Is this question copied exactly as it was given to you? The problem is that the notion of "expected limits" is not a standard statistical concept. It may be that the word "expected" is being used in this case in its ordinary, everyday meaning, rather than in its technical statistical/probabilistic sense. If so, the whole thing is too vague to be of much use. If it wants you to find an interval $(a,b)$ such that $P(a < Y_1 - Y_2 < b) \geq p_0$ for some specified numerical value $p_0$, it should just say that.

 

[transmini]

Is this question copied exactly as it was given to you? The problem is that the notion of "expected limits" is not a standard statistical concept. It may be that the word "expected" is being used in this case in its ordinary, everyday meaning, rather than in its technical statistical/probabilistic sense. If so, the whole thing is too vague to be of much use. If it wants you to find an interval $(a,b)$ such that $P(a < Y_1 - Y_2 < b) \geq p_0$ for some specified numerical value $p_0$, it should just say that.

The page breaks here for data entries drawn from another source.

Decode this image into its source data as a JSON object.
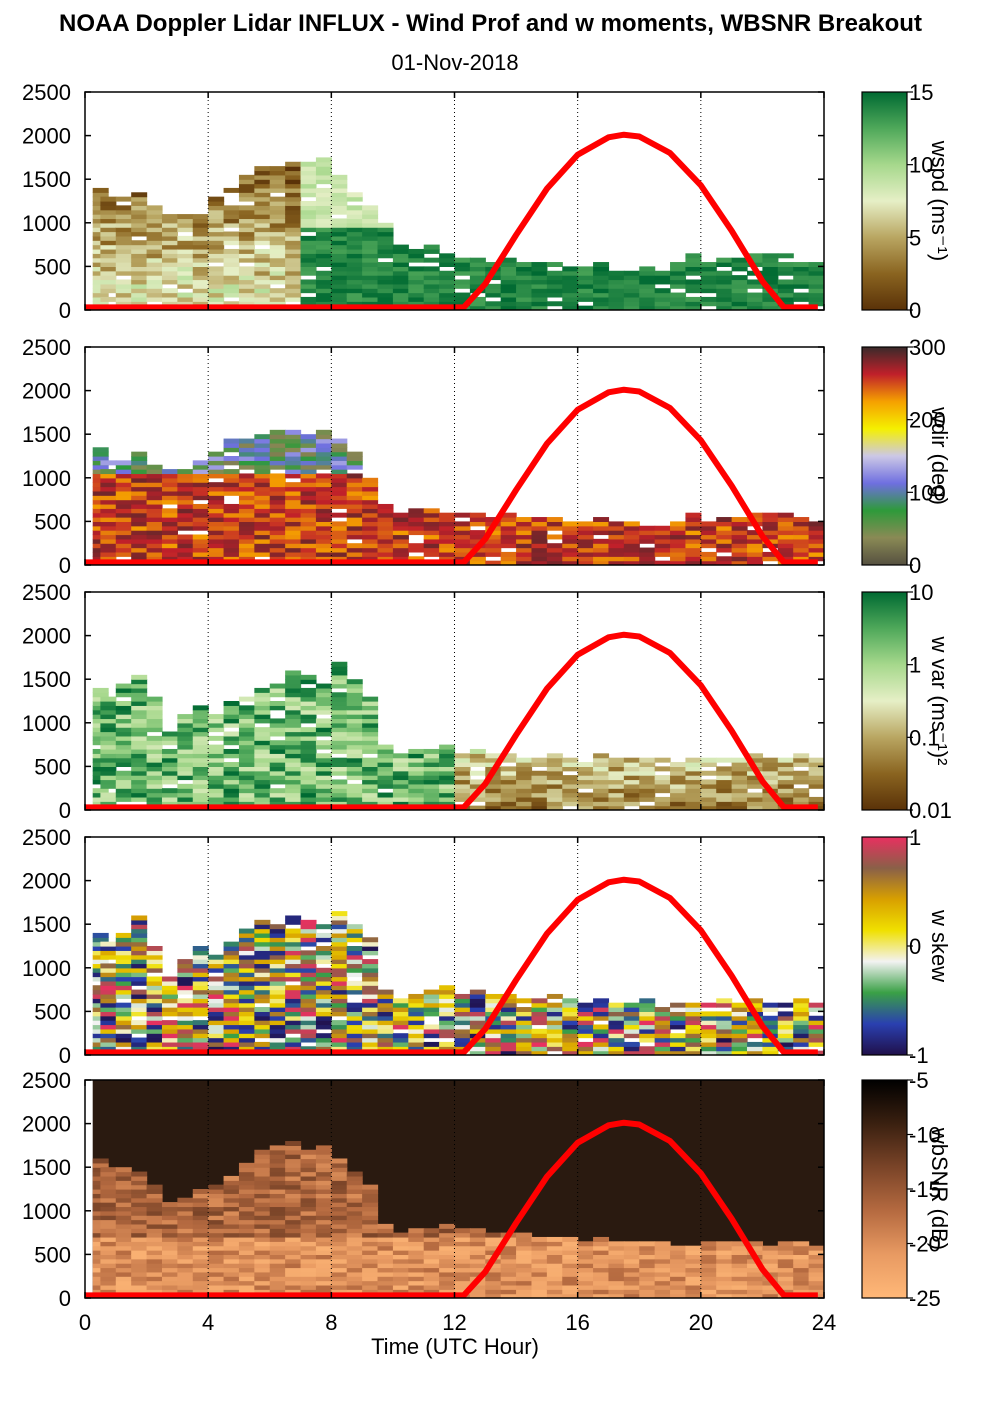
{
  "title": "NOAA Doppler Lidar INFLUX - Wind Prof and w moments, WBSNR Breakout",
  "date": "01-Nov-2018",
  "chart_data": {
    "type": "heatmap",
    "xlabel": "Time (UTC Hour)",
    "xlim": [
      0,
      24
    ],
    "xticks": [
      "0",
      "4",
      "8",
      "12",
      "16",
      "20",
      "24"
    ],
    "ylim": [
      0,
      2500
    ],
    "yticks": [
      "0",
      "500",
      "1000",
      "1500",
      "2000",
      "2500"
    ],
    "vertical_guides_at_hours": [
      4,
      8,
      12,
      16,
      20,
      24
    ],
    "overlay": {
      "name": "sun elevation curve",
      "color": "#ff0000",
      "points": [
        [
          0,
          30
        ],
        [
          12.3,
          30
        ],
        [
          13,
          300
        ],
        [
          14,
          860
        ],
        [
          15,
          1390
        ],
        [
          16,
          1780
        ],
        [
          17,
          1980
        ],
        [
          17.5,
          2010
        ],
        [
          18,
          1990
        ],
        [
          19,
          1800
        ],
        [
          20,
          1430
        ],
        [
          21,
          910
        ],
        [
          22,
          330
        ],
        [
          22.7,
          30
        ],
        [
          23.8,
          30
        ]
      ]
    },
    "panels": [
      {
        "label": "wspd (ms⁻¹)",
        "colorbar_ticks": [
          "15",
          "10",
          "5",
          "0"
        ],
        "colorbar_colors": [
          "#5a3208",
          "#8a6420",
          "#b9a662",
          "#e6efc6",
          "#a6d88c",
          "#4fa85a",
          "#006a32"
        ],
        "data_top_m": [
          1400,
          1300,
          1300,
          1350,
          1200,
          1100,
          1100,
          1150,
          1300,
          1400,
          1550,
          1650,
          1700,
          1700,
          1700,
          1750,
          1600,
          1350,
          1200,
          1000,
          750,
          700,
          750,
          650,
          700,
          600,
          550,
          600,
          550,
          550,
          550,
          500,
          500,
          550,
          500,
          500,
          500,
          450,
          550,
          650,
          550,
          600,
          600,
          650,
          650,
          650,
          600,
          550
        ]
      },
      {
        "label": "wdir (deg)",
        "colorbar_ticks": [
          "300",
          "200",
          "100",
          "0"
        ],
        "colorbar_colors": [
          "#3a2a2a",
          "#c0202a",
          "#f5a000",
          "#f5f000",
          "#ccc8e6",
          "#6f6fe0",
          "#2e9a3a",
          "#8a8a55",
          "#555040"
        ],
        "data_top_m": [
          1400,
          1200,
          1200,
          1300,
          1150,
          1100,
          1100,
          1200,
          1300,
          1450,
          1500,
          1500,
          1550,
          1550,
          1500,
          1550,
          1450,
          1300,
          1000,
          700,
          650,
          650,
          650,
          600,
          650,
          600,
          550,
          600,
          550,
          550,
          550,
          500,
          500,
          550,
          500,
          500,
          500,
          450,
          500,
          600,
          500,
          550,
          550,
          600,
          600,
          600,
          550,
          500
        ]
      },
      {
        "label": "w var (ms⁻¹)²",
        "colorbar_ticks": [
          "10",
          "1",
          "0.1",
          "0.01"
        ],
        "colorbar_colors": [
          "#5a3208",
          "#8a6420",
          "#b9a662",
          "#e6efc6",
          "#a6d88c",
          "#4fa85a",
          "#006a32"
        ],
        "data_top_m": [
          1400,
          1300,
          1450,
          1550,
          1300,
          900,
          1100,
          1200,
          1100,
          1250,
          1300,
          1400,
          1450,
          1600,
          1550,
          1450,
          1700,
          1500,
          1300,
          750,
          650,
          700,
          700,
          750,
          650,
          700,
          650,
          650,
          600,
          600,
          650,
          600,
          550,
          650,
          600,
          600,
          600,
          600,
          550,
          600,
          600,
          600,
          600,
          650,
          600,
          600,
          650,
          600
        ]
      },
      {
        "label": "w skew",
        "colorbar_ticks": [
          "1",
          "0",
          "-1"
        ],
        "colorbar_colors": [
          "#e83060",
          "#8a6048",
          "#d8a000",
          "#f0e000",
          "#f2f2f2",
          "#3aa046",
          "#2a40b0",
          "#20104a"
        ],
        "data_top_m": [
          1400,
          1300,
          1400,
          1600,
          1250,
          900,
          1100,
          1250,
          1150,
          1300,
          1450,
          1550,
          1500,
          1600,
          1550,
          1500,
          1650,
          1500,
          1350,
          750,
          650,
          700,
          750,
          800,
          700,
          750,
          700,
          700,
          650,
          650,
          700,
          650,
          600,
          650,
          600,
          600,
          650,
          600,
          600,
          600,
          600,
          650,
          600,
          650,
          600,
          600,
          650,
          600
        ]
      },
      {
        "label": "wbSNR (dB)",
        "colorbar_ticks": [
          "-5",
          "-10",
          "-15",
          "-20",
          "-25"
        ],
        "colorbar_colors": [
          "#ffb878",
          "#e89a62",
          "#b56a40",
          "#7a4428",
          "#3a2010",
          "#000000"
        ],
        "data_top_m": [
          1600,
          1500,
          1500,
          1450,
          1300,
          1100,
          1150,
          1250,
          1300,
          1400,
          1550,
          1700,
          1750,
          1800,
          1700,
          1750,
          1600,
          1450,
          1300,
          850,
          750,
          800,
          800,
          850,
          800,
          800,
          750,
          750,
          750,
          700,
          700,
          700,
          650,
          700,
          650,
          650,
          650,
          650,
          600,
          600,
          650,
          650,
          650,
          650,
          600,
          650,
          650,
          600
        ]
      }
    ]
  }
}
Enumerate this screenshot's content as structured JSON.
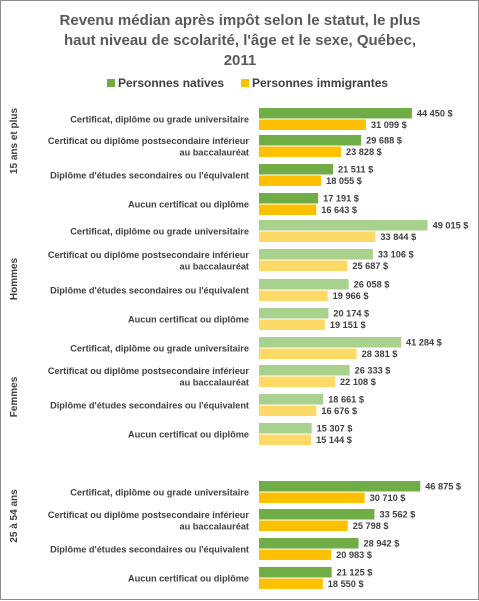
{
  "chart_data": {
    "type": "bar",
    "orientation": "horizontal",
    "title": [
      "Revenu médian après impôt selon le statut, le plus",
      "haut niveau de scolarité, l'âge et le sexe, Québec,",
      "2011"
    ],
    "legend": {
      "placement": "top",
      "entries": [
        {
          "label": "Personnes natives",
          "color": "#70ad47"
        },
        {
          "label": "Personnes immigrantes",
          "color": "#ffc000"
        }
      ]
    },
    "value_suffix": " $",
    "xlim": [
      0,
      50000
    ],
    "grid": false,
    "categories": [
      [
        "Certificat, diplôme ou grade universitaire"
      ],
      [
        "Certificat ou diplôme postsecondaire inférieur",
        "au baccalauréat"
      ],
      [
        "Diplôme d'études secondaires ou l'équivalent"
      ],
      [
        "Aucun certificat ou diplôme"
      ]
    ],
    "groups": [
      {
        "label": "15 ans et plus",
        "colors": {
          "native": "#70ad47",
          "immigrant": "#ffc000"
        },
        "native": [
          44450,
          29688,
          21511,
          17191
        ],
        "immigrant": [
          31099,
          23828,
          18055,
          16643
        ],
        "native_labels": [
          "44 450  $",
          "29 688  $",
          "21 511  $",
          "17 191  $"
        ],
        "immigrant_labels": [
          "31 099  $",
          "23 828  $",
          "18 055  $",
          "16 643  $"
        ]
      },
      {
        "label": "Hommes",
        "colors": {
          "native": "#a9d18e",
          "immigrant": "#ffd966"
        },
        "native": [
          49015,
          33106,
          26058,
          20174
        ],
        "immigrant": [
          33844,
          25687,
          19966,
          19151
        ],
        "native_labels": [
          "49 015  $",
          "33 106  $",
          "26 058  $",
          "20 174  $"
        ],
        "immigrant_labels": [
          "33 844  $",
          "25 687  $",
          "19 966  $",
          "19 151  $"
        ]
      },
      {
        "label": "Femmes",
        "colors": {
          "native": "#a9d18e",
          "immigrant": "#ffd966"
        },
        "native": [
          41284,
          26333,
          18661,
          15307
        ],
        "immigrant": [
          28381,
          22108,
          16676,
          15144
        ],
        "native_labels": [
          "41 284  $",
          "26 333  $",
          "18 661  $",
          "15 307  $"
        ],
        "immigrant_labels": [
          "28 381  $",
          "22 108  $",
          "16 676  $",
          "15 144  $"
        ]
      },
      {
        "label": "25 à 54 ans",
        "colors": {
          "native": "#70ad47",
          "immigrant": "#ffc000"
        },
        "native": [
          46875,
          33562,
          28942,
          21125
        ],
        "immigrant": [
          30710,
          25798,
          20983,
          18550
        ],
        "native_labels": [
          "46 875  $",
          "33 562  $",
          "28 942  $",
          "21 125  $"
        ],
        "immigrant_labels": [
          "30 710  $",
          "25 798  $",
          "20 983  $",
          "18 550  $"
        ]
      }
    ]
  }
}
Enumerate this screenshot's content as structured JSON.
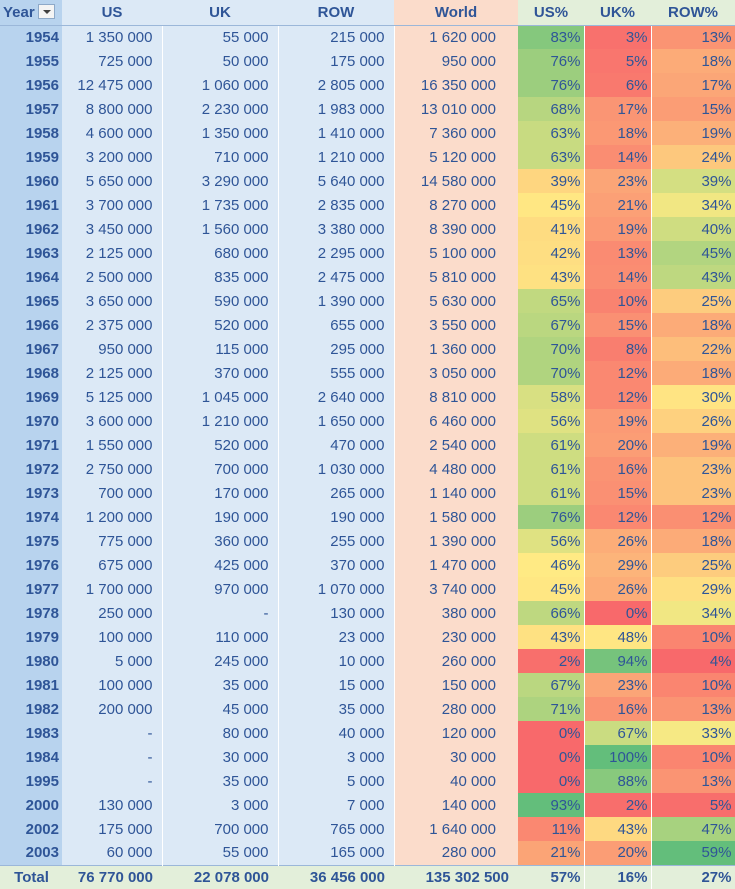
{
  "header": {
    "year": "Year",
    "us": "US",
    "uk": "UK",
    "row": "ROW",
    "world": "World",
    "us_pct": "US%",
    "uk_pct": "UK%",
    "row_pct": "ROW%"
  },
  "filter_icon": "dropdown-arrow-icon",
  "rows": [
    {
      "year": "1954",
      "us": "1 350 000",
      "uk": "55 000",
      "row": "215 000",
      "world": "1 620 000",
      "us_pct": "83%",
      "uk_pct": "3%",
      "row_pct": "13%"
    },
    {
      "year": "1955",
      "us": "725 000",
      "uk": "50 000",
      "row": "175 000",
      "world": "950 000",
      "us_pct": "76%",
      "uk_pct": "5%",
      "row_pct": "18%"
    },
    {
      "year": "1956",
      "us": "12 475 000",
      "uk": "1 060 000",
      "row": "2 805 000",
      "world": "16 350 000",
      "us_pct": "76%",
      "uk_pct": "6%",
      "row_pct": "17%"
    },
    {
      "year": "1957",
      "us": "8 800 000",
      "uk": "2 230 000",
      "row": "1 983 000",
      "world": "13 010 000",
      "us_pct": "68%",
      "uk_pct": "17%",
      "row_pct": "15%"
    },
    {
      "year": "1958",
      "us": "4 600 000",
      "uk": "1 350 000",
      "row": "1 410 000",
      "world": "7 360 000",
      "us_pct": "63%",
      "uk_pct": "18%",
      "row_pct": "19%"
    },
    {
      "year": "1959",
      "us": "3 200 000",
      "uk": "710 000",
      "row": "1 210 000",
      "world": "5 120 000",
      "us_pct": "63%",
      "uk_pct": "14%",
      "row_pct": "24%"
    },
    {
      "year": "1960",
      "us": "5 650 000",
      "uk": "3 290 000",
      "row": "5 640 000",
      "world": "14 580 000",
      "us_pct": "39%",
      "uk_pct": "23%",
      "row_pct": "39%"
    },
    {
      "year": "1961",
      "us": "3 700 000",
      "uk": "1 735 000",
      "row": "2 835 000",
      "world": "8 270 000",
      "us_pct": "45%",
      "uk_pct": "21%",
      "row_pct": "34%"
    },
    {
      "year": "1962",
      "us": "3 450 000",
      "uk": "1 560 000",
      "row": "3 380 000",
      "world": "8 390 000",
      "us_pct": "41%",
      "uk_pct": "19%",
      "row_pct": "40%"
    },
    {
      "year": "1963",
      "us": "2 125 000",
      "uk": "680 000",
      "row": "2 295 000",
      "world": "5 100 000",
      "us_pct": "42%",
      "uk_pct": "13%",
      "row_pct": "45%"
    },
    {
      "year": "1964",
      "us": "2 500 000",
      "uk": "835 000",
      "row": "2 475 000",
      "world": "5 810 000",
      "us_pct": "43%",
      "uk_pct": "14%",
      "row_pct": "43%"
    },
    {
      "year": "1965",
      "us": "3 650 000",
      "uk": "590 000",
      "row": "1 390 000",
      "world": "5 630 000",
      "us_pct": "65%",
      "uk_pct": "10%",
      "row_pct": "25%"
    },
    {
      "year": "1966",
      "us": "2 375 000",
      "uk": "520 000",
      "row": "655 000",
      "world": "3 550 000",
      "us_pct": "67%",
      "uk_pct": "15%",
      "row_pct": "18%"
    },
    {
      "year": "1967",
      "us": "950 000",
      "uk": "115 000",
      "row": "295 000",
      "world": "1 360 000",
      "us_pct": "70%",
      "uk_pct": "8%",
      "row_pct": "22%"
    },
    {
      "year": "1968",
      "us": "2 125 000",
      "uk": "370 000",
      "row": "555 000",
      "world": "3 050 000",
      "us_pct": "70%",
      "uk_pct": "12%",
      "row_pct": "18%"
    },
    {
      "year": "1969",
      "us": "5 125 000",
      "uk": "1 045 000",
      "row": "2 640 000",
      "world": "8 810 000",
      "us_pct": "58%",
      "uk_pct": "12%",
      "row_pct": "30%"
    },
    {
      "year": "1970",
      "us": "3 600 000",
      "uk": "1 210 000",
      "row": "1 650 000",
      "world": "6 460 000",
      "us_pct": "56%",
      "uk_pct": "19%",
      "row_pct": "26%"
    },
    {
      "year": "1971",
      "us": "1 550 000",
      "uk": "520 000",
      "row": "470 000",
      "world": "2 540 000",
      "us_pct": "61%",
      "uk_pct": "20%",
      "row_pct": "19%"
    },
    {
      "year": "1972",
      "us": "2 750 000",
      "uk": "700 000",
      "row": "1 030 000",
      "world": "4 480 000",
      "us_pct": "61%",
      "uk_pct": "16%",
      "row_pct": "23%"
    },
    {
      "year": "1973",
      "us": "700 000",
      "uk": "170 000",
      "row": "265 000",
      "world": "1 140 000",
      "us_pct": "61%",
      "uk_pct": "15%",
      "row_pct": "23%"
    },
    {
      "year": "1974",
      "us": "1 200 000",
      "uk": "190 000",
      "row": "190 000",
      "world": "1 580 000",
      "us_pct": "76%",
      "uk_pct": "12%",
      "row_pct": "12%"
    },
    {
      "year": "1975",
      "us": "775 000",
      "uk": "360 000",
      "row": "255 000",
      "world": "1 390 000",
      "us_pct": "56%",
      "uk_pct": "26%",
      "row_pct": "18%"
    },
    {
      "year": "1976",
      "us": "675 000",
      "uk": "425 000",
      "row": "370 000",
      "world": "1 470 000",
      "us_pct": "46%",
      "uk_pct": "29%",
      "row_pct": "25%"
    },
    {
      "year": "1977",
      "us": "1 700 000",
      "uk": "970 000",
      "row": "1 070 000",
      "world": "3 740 000",
      "us_pct": "45%",
      "uk_pct": "26%",
      "row_pct": "29%"
    },
    {
      "year": "1978",
      "us": "250 000",
      "uk": "-",
      "row": "130 000",
      "world": "380 000",
      "us_pct": "66%",
      "uk_pct": "0%",
      "row_pct": "34%"
    },
    {
      "year": "1979",
      "us": "100 000",
      "uk": "110 000",
      "row": "23 000",
      "world": "230 000",
      "us_pct": "43%",
      "uk_pct": "48%",
      "row_pct": "10%"
    },
    {
      "year": "1980",
      "us": "5 000",
      "uk": "245 000",
      "row": "10 000",
      "world": "260 000",
      "us_pct": "2%",
      "uk_pct": "94%",
      "row_pct": "4%"
    },
    {
      "year": "1981",
      "us": "100 000",
      "uk": "35 000",
      "row": "15 000",
      "world": "150 000",
      "us_pct": "67%",
      "uk_pct": "23%",
      "row_pct": "10%"
    },
    {
      "year": "1982",
      "us": "200 000",
      "uk": "45 000",
      "row": "35 000",
      "world": "280 000",
      "us_pct": "71%",
      "uk_pct": "16%",
      "row_pct": "13%"
    },
    {
      "year": "1983",
      "us": "-",
      "uk": "80 000",
      "row": "40 000",
      "world": "120 000",
      "us_pct": "0%",
      "uk_pct": "67%",
      "row_pct": "33%"
    },
    {
      "year": "1984",
      "us": "-",
      "uk": "30 000",
      "row": "3 000",
      "world": "30 000",
      "us_pct": "0%",
      "uk_pct": "100%",
      "row_pct": "10%"
    },
    {
      "year": "1995",
      "us": "-",
      "uk": "35 000",
      "row": "5 000",
      "world": "40 000",
      "us_pct": "0%",
      "uk_pct": "88%",
      "row_pct": "13%"
    },
    {
      "year": "2000",
      "us": "130 000",
      "uk": "3 000",
      "row": "7 000",
      "world": "140 000",
      "us_pct": "93%",
      "uk_pct": "2%",
      "row_pct": "5%"
    },
    {
      "year": "2002",
      "us": "175 000",
      "uk": "700 000",
      "row": "765 000",
      "world": "1 640 000",
      "us_pct": "11%",
      "uk_pct": "43%",
      "row_pct": "47%"
    },
    {
      "year": "2003",
      "us": "60 000",
      "uk": "55 000",
      "row": "165 000",
      "world": "280 000",
      "us_pct": "21%",
      "uk_pct": "20%",
      "row_pct": "59%"
    }
  ],
  "total": {
    "year": "Total",
    "us": "76 770 000",
    "uk": "22 078 000",
    "row": "36 456 000",
    "world": "135 302 500",
    "us_pct": "57%",
    "uk_pct": "16%",
    "row_pct": "27%"
  },
  "color_scale": {
    "low": "#f8696b",
    "mid": "#ffeb84",
    "high": "#63be7b"
  }
}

Yeah, this is exactly as it was given, word for word. There are 2 or 3 parts before this, but they were all problems of the "find this expected value" or "find this variance" type. So they shouldn't be relevant. In my own opinion, I don't think this text is all that great because they frequently require future material or give vague questions like this.